Eğitim sisteminin sonucu
Şimdi önümüzde Rio Olimpiyatları’na kadar dört yıl var: Aslı, Gamze, Nevin gibi başarılı kadın sporcular, yeni kuşakların önünü açacak.
Tekvando’da olimpiyat şampiyonu Servet Tazegül ile gümüş madalya kazanan Nur Tatar’ın, güreşte tek madalyayı getiren Rıza Kayaalp’in başarılarını da unutmamalıyız. Ancak 114 sporcu ile katıldığımız Londra Olimpiyatları’nda kazanılan 5 madalya tam da “yetmez ama...” dedirten bir sonuç. Denizlerle çevrili bir ülkenin insanlarıyız ama yüzücü çıkaramıyoruz! Yelkende, kürekte, atlamada yokuz! Orta Asya’dan gelmekte övünüyoruz ama “binicilikte, okçulukta, atıcılıkta” yokuz. Eskrim bize fazla ‘estetik’ mi geliyor?

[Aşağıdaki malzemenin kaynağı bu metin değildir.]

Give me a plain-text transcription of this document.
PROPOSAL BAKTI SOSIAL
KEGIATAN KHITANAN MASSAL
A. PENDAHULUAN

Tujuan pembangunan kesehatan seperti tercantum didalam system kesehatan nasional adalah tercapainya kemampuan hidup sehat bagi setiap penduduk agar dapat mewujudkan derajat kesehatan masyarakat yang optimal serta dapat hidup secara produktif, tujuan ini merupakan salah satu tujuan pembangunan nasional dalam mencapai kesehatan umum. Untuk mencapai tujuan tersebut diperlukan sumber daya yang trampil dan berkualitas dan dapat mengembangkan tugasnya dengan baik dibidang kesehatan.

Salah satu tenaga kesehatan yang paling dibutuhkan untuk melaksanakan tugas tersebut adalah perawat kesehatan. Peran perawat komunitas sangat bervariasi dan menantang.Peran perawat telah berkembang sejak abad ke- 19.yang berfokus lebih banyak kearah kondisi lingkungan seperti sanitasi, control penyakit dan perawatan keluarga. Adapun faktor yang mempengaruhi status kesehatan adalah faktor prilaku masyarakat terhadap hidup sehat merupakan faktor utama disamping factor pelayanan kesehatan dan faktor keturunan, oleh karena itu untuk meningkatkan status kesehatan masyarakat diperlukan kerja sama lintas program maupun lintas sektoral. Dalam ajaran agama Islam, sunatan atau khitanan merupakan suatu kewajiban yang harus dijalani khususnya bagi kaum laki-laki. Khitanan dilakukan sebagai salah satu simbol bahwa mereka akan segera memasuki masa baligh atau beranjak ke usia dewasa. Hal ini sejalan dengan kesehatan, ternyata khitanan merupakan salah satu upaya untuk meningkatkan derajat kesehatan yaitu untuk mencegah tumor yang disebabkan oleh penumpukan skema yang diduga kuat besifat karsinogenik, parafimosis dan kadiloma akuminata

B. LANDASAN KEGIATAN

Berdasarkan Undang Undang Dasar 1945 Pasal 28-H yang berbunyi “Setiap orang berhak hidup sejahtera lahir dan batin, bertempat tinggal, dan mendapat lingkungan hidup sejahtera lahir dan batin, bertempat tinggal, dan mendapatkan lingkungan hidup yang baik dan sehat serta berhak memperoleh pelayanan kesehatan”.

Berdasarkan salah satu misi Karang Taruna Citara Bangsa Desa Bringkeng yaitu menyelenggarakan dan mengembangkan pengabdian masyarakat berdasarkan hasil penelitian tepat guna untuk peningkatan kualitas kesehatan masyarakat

Diski,çekici sallıyoruz ama nedense ağa takıyoruz!

Bisiklette yoruluyoruz.
Artistik jimnastikte seyirciyiz. Tenisçi çıkaramıyoruz. Bu sonuçlar, çocukları “yarış atı” gibi koşturan bir eğitim sisteminde sporcu yetiştirmenin güçlüğünü yansıtıyor.

Futbola hapsolmayalım
Neyseki voleybol, basketbol gibi takım sporarına ilgi giderek artıyor. Salonlar doluyor.Aynı desteğin “sponsor” kuruluşlar, kulüpler ve yerel yönetimler tarafından bireysel, amatör sporlara da sağlanması gerekiyor. Ayrıca spor sayfalarını ve ekranları “futbol”a hapsetmek yerine, olimpiyatlarda inanılmaz rekorlara imza atan dünya sporcularına, NBA dışında müsabakalara açmak gerekiyor. Milliyet Spor, her gün bir sayfasını “olimpik sporlara” ayırarak öncülük edebilir. 60 yıldır “sporda öncü” olan Milliyet’e yakışan budur.